32 Jiftach zog gegen die Ammoniter, um sie anzugreifen, und der Herr gab sie in seine Hand.
33 Er schlug sie von Aroër bis nach Minnit und bis nach Abel-Keramim, insgesamt zwanzig Städte. Es war eine gewaltige Niederlage und die Ammoniter wurden vor den Israeliten gedemütigt.
34 Als Jiftach nach Mizpa in sein Haus kam, da trat seine Tochter heraus, ihm entgegen, und tanzte zum Paukenklang. Sie war sein einziges Kind; außer ihr hatte er weder Sohn noch Tochter.
35 Als er sie sah, zerriss er seine Kleider und rief: Ach, meine Tochter, du machst mich niedergeschlagen! Ausgerechnet du bringst mich ins Unglück! Ich habe mich selbst gebunden vor dem Herrn und kann nicht widerrufen.

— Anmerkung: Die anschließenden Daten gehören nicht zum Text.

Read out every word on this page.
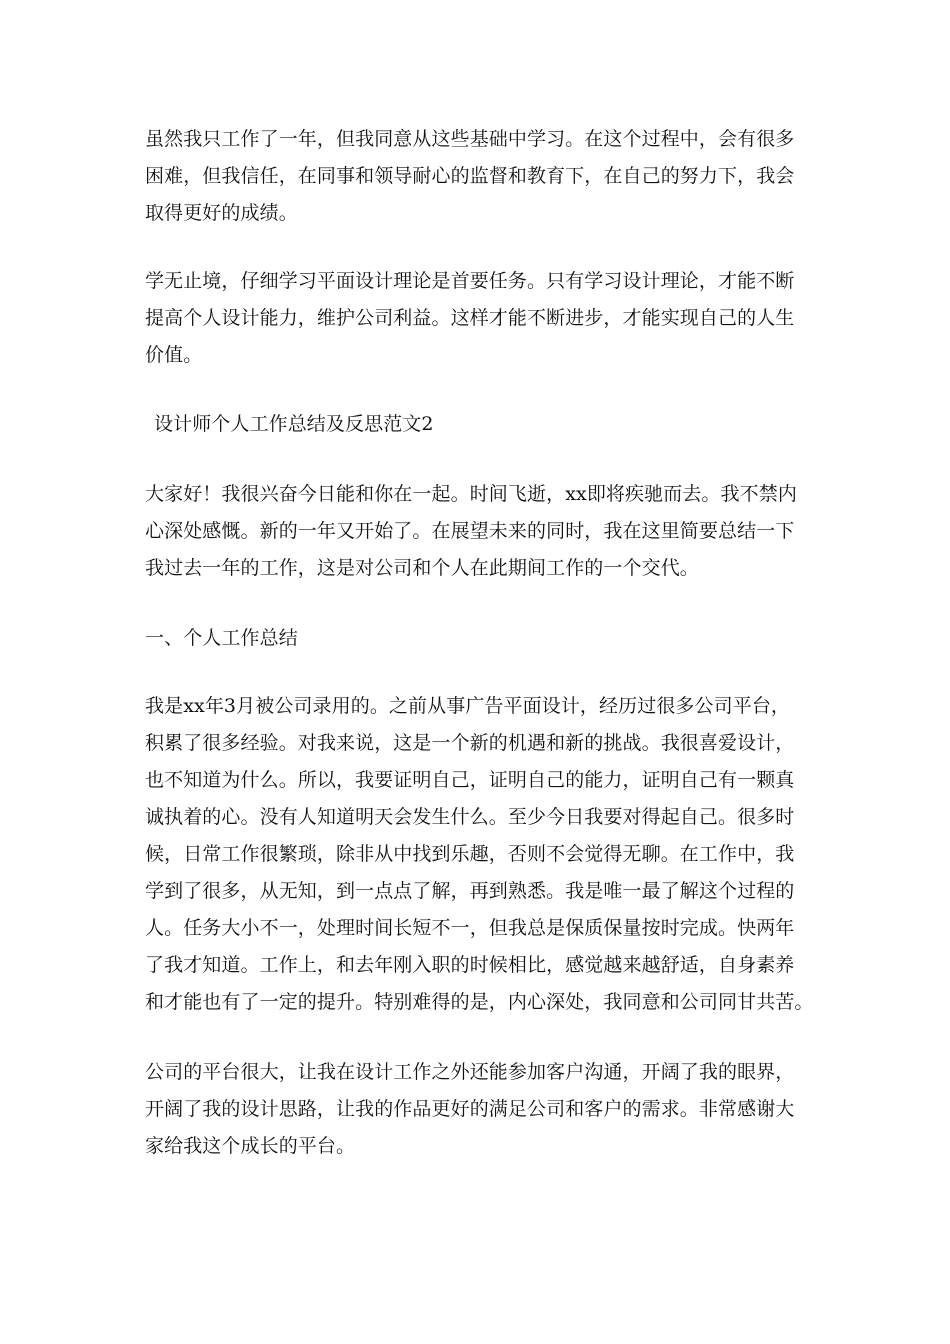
虽然我只工作了一年，但我同意从这些基础中学习。在这个过程中，会有很多
困难，但我信任，在同事和领导耐心的监督和教育下，在自己的努力下，我会
取得更好的成绩。
学无止境，仔细学习平面设计理论是首要任务。只有学习设计理论，才能不断
提高个人设计能力，维护公司利益。这样才能不断进步，才能实现自己的人生
价值。
设计师个人工作总结及反思范文2
大家好！我很兴奋今日能和你在一起。时间飞逝，xx即将疾驰而去。我不禁内
心深处感慨。新的一年又开始了。在展望未来的同时，我在这里简要总结一下
我过去一年的工作，这是对公司和个人在此期间工作的一个交代。
一、个人工作总结
我是xx年3月被公司录用的。之前从事广告平面设计，经历过很多公司平台，
积累了很多经验。对我来说，这是一个新的机遇和新的挑战。我很喜爱设计，
也不知道为什么。所以，我要证明自己，证明自己的能力，证明自己有一颗真
诚执着的心。没有人知道明天会发生什么。至少今日我要对得起自己。很多时
候，日常工作很繁琐，除非从中找到乐趣，否则不会觉得无聊。在工作中，我
学到了很多，从无知，到一点点了解，再到熟悉。我是唯一最了解这个过程的
人。任务大小不一，处理时间长短不一，但我总是保质保量按时完成。快两年
了我才知道。工作上，和去年刚入职的时候相比，感觉越来越舒适，自身素养
和才能也有了一定的提升。特别难得的是，内心深处，我同意和公司同甘共苦。
公司的平台很大，让我在设计工作之外还能参加客户沟通，开阔了我的眼界，
开阔了我的设计思路，让我的作品更好的满足公司和客户的需求。非常感谢大
家给我这个成长的平台。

36 Sie antwortete ihm: Mein Vater, wenn du dich gebunden hast vor dem Herrn, dann handle an mir nach dem Gelübde, das du ausgesprochen hast, denn der Herr hat dir Rache verliehen an deinen Feinden, den Ammonitern.
37 Dann sprach sie zu ihrem Vater: Diese Bitte sei mir gewährt! Lass mich noch zwei Monate lang frei, dass ich hingehe und über die Berge ziehe und mit meinen Freundinnen meine Jugend beweine.

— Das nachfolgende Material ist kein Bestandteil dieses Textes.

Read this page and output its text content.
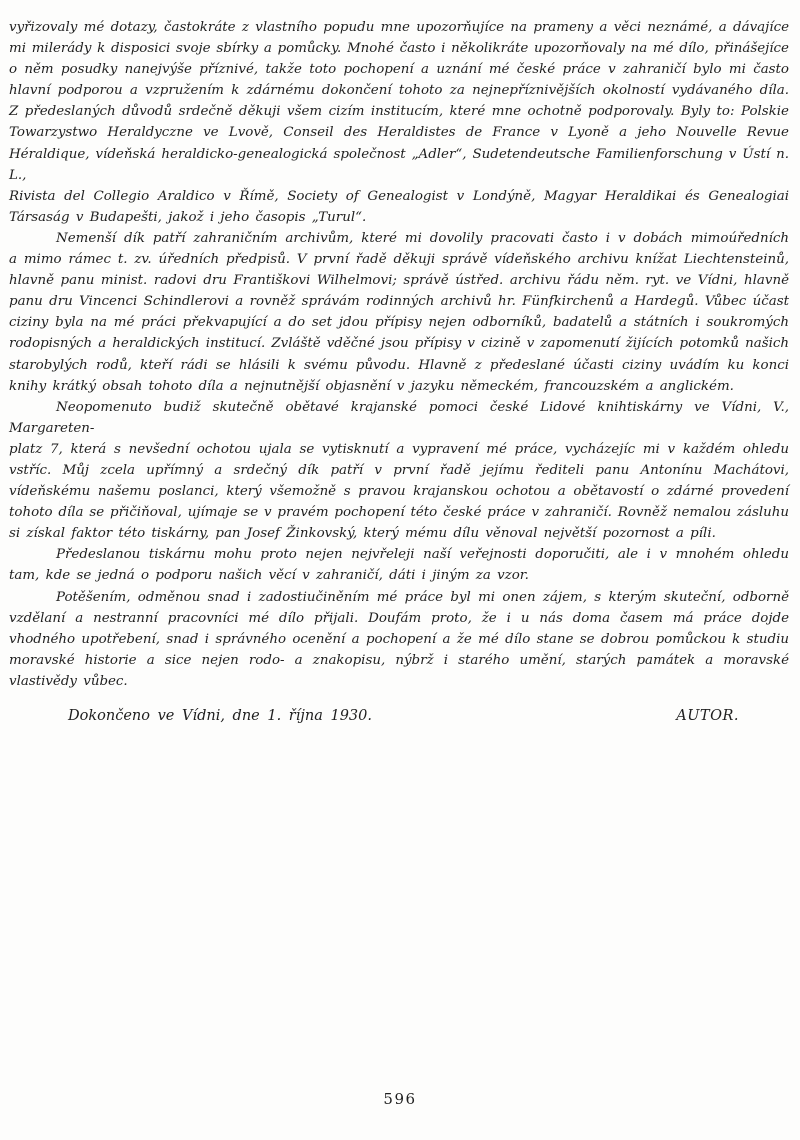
vyřizovaly mé dotazy, častokráte z vlastního popudu mne upozorňujíce na prameny a věci neznámé, a dávajíce
mi milerády k disposici svoje sbírky a pomůcky. Mnohé často i několikráte upozorňovaly na mé dílo, přinášejíce
o něm posudky nanejvýše příznivé, takže toto pochopení a uznání mé české práce v zahraničí bylo mi často
hlavní podporou a vzpružením k zdárnému dokončení tohoto za nejnepříznivějších okolností vydávaného díla.
Z předeslaných důvodů srdečně děkuji všem cizím institucím, které mne ochotně podporovaly. Byly to: Polskie
Towarzystwo Heraldyczne ve Lvově, Conseil des Heraldistes de France v Lyoně a jeho Nouvelle Revue
Héraldique, vídeňská heraldicko-genealogická společnost „Adler“, Sudetendeutsche Familienforschung v Ústí n. L.,
Rivista del Collegio Araldico v Římě, Society of Genealogist v Londýně, Magyar Heraldikai és Genealogiai
Társaság v Budapešti, jakož i jeho časopis „Turul“.
Nemenší dík patří zahraničním archivům, které mi dovolily pracovati často i v dobách mimoúředních
a mimo rámec t. zv. úředních předpisů. V první řadě děkuji správě vídeňského archivu knížat Liechtensteinů,
hlavně panu minist. radovi dru Františkovi Wilhelmovi; správě ústřed. archivu řádu něm. ryt. ve Vídni, hlavně
panu dru Vincenci Schindlerovi a rovněž správám rodinných archivů hr. Fünfkirchenů a Hardegů. Vůbec účast
ciziny byla na mé práci překvapující a do set jdou přípisy nejen odborníků, badatelů a státních i soukromých
rodopisných a heraldických institucí. Zvláště vděčné jsou přípisy v cizině v zapomenutí žijících potomků našich
starobylých rodů, kteří rádi se hlásili k svému původu. Hlavně z předeslané účasti ciziny uvádím ku konci
knihy krátký obsah tohoto díla a nejnutnější objasnění v jazyku německém, francouzském a anglickém.
Neopomenuto budiž skutečně obětavé krajanské pomoci české Lidové knihtiskárny ve Vídni, V., Margareten-
platz 7, která s nevšední ochotou ujala se vytisknutí a vypravení mé práce, vycházejíc mi v každém ohledu
vstříc. Můj zcela upřímný a srdečný dík patří v první řadě jejímu řediteli panu Antonínu Machátovi,
vídeňskému našemu poslanci, který všemožně s pravou krajanskou ochotou a obětavostí o zdárné provedení
tohoto díla se přičiňoval, ujímaje se v pravém pochopení této české práce v zahraničí. Rovněž nemalou zásluhu
si získal faktor této tiskárny, pan Josef Žinkovský, který mému dílu věnoval největší pozornost a píli.
Předeslanou tiskárnu mohu proto nejen nejvřeleji naší veřejnosti doporučiti, ale i v mnohém ohledu
tam, kde se jedná o podporu našich věcí v zahraničí, dáti i jiným za vzor.
Potěšením, odměnou snad i zadostiučiněním mé práce byl mi onen zájem, s kterým skuteční, odborně
vzdělaní a nestranní pracovníci mé dílo přijali. Doufám proto, že i u nás doma časem má práce dojde
vhodného upotřebení, snad i správného ocenění a pochopení a že mé dílo stane se dobrou pomůckou k studiu
moravské historie a sice nejen rodo- a znakopisu, nýbrž i starého umění, starých památek a moravské
vlastivědy vůbec.
Dokončeno ve Vídni, dne 1. října 1930.	AUTOR.
596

38 Er sprach zu ihr: Geh hin!, und ließ sie für zwei Monate frei. So ging sie hin, sie und ihre Freundinnen, und beweinte ihre Jugend auf den Bergen.
39 Nach zwei Monaten kehrte sie zu ihrem Vater heim und er vollzog an ihr das Gelübde, das er ausgesprochen hatte. Sie hatte keinen Mann erkannt. Daher wurde es Brauch in Israel,
40 dass alljährlich die Töchter Israels hingehen und die Tochter des Gileaditers Jiftach beklagen, vier Tage im Jahr.